In recent months in El Salvador, two local organizations, La Colectiva Feminista para el Desarrollo Local and La Agrupación Ciudadana para la Despenalización del Aborto Terapéutico, Ético y Eugenésico have called for the Salvadoran media and government to cease their public defamation. These actions, including hate speeches by public officials, as well as by non-state actors, such as religious and community leaders, or fundamentalist groups and news outlets, intend to impede their work to advance sexual and reproductive rights as human rights, the organizations say. Abortion is criminalized in all cases in El Salvador, including when the woman’s life or health is at risk, or in cases of rape or incest.
The World Health Organization states that “ending the silent pandemic of unsafe abortion is an urgent public-health and human-rights imperative” and calls safe, legal abortion a “fundamental right of women, irrespective of where they live.”

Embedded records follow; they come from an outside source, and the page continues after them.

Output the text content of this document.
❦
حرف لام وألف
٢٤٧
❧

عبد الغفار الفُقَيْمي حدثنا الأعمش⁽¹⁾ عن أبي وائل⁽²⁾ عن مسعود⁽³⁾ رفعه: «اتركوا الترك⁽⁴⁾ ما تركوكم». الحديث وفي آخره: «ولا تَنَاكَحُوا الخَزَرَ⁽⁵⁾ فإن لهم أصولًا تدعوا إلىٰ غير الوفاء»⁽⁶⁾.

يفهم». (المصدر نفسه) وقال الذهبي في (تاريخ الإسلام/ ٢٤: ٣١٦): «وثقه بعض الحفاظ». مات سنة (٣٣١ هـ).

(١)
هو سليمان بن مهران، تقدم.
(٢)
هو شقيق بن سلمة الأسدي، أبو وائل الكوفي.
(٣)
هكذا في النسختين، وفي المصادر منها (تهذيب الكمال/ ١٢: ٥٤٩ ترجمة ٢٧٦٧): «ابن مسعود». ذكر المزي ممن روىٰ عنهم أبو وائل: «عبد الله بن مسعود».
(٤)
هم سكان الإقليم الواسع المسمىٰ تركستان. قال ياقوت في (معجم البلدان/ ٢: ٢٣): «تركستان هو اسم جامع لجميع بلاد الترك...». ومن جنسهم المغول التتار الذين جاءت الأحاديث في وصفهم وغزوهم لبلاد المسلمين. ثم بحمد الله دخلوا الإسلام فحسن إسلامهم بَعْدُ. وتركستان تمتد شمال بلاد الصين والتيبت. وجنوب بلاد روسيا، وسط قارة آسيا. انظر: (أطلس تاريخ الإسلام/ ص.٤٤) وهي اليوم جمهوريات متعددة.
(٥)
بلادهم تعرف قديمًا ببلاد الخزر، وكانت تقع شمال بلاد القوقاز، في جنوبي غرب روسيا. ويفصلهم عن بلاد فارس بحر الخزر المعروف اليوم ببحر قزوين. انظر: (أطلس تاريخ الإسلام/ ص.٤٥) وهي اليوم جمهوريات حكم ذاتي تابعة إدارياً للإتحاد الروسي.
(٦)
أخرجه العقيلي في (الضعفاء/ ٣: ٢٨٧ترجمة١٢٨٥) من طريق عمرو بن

We know that some of the lowest abortion rates in the world are in countries where safe abortion is legal and available, along with quality family planning services that enable women to prevent unintended pregnancies. Providing contraception to the estimated 222 million women who want to avoid pregnancy in the developing world would decrease the need for abortion services; however, even when quality contraceptive services are widely available, there will always be a need for abortion. Through our global programs, PPGNHI is working to increase access to contraception, provide sexual and reproductive health education, and advocate for sexual and reproductive health and rights.
Next month, PPGNHI is a proud co-sponsor of the Human Right to Family Planning Conference, held October 9-11 at the University of Washington campus in Seattle. This conference is the first of its kind to be sponsored by a U.S. university in collaboration with community organizations and it will explore the relationship between the right to health and family planning, including abortion, and improving universal access—globally and locally.
The numbers and stories are horrifying indeed, and at the same time make a strong argument for legalized abortion. Surveys suggest people can agree on abortions in cases of rape, but why should we stop there? We as a society, from Seattle to Dubai, must eliminate restrictions on a woman’s ability to decide when and if she has children, because no woman should die from an unsafe abortion.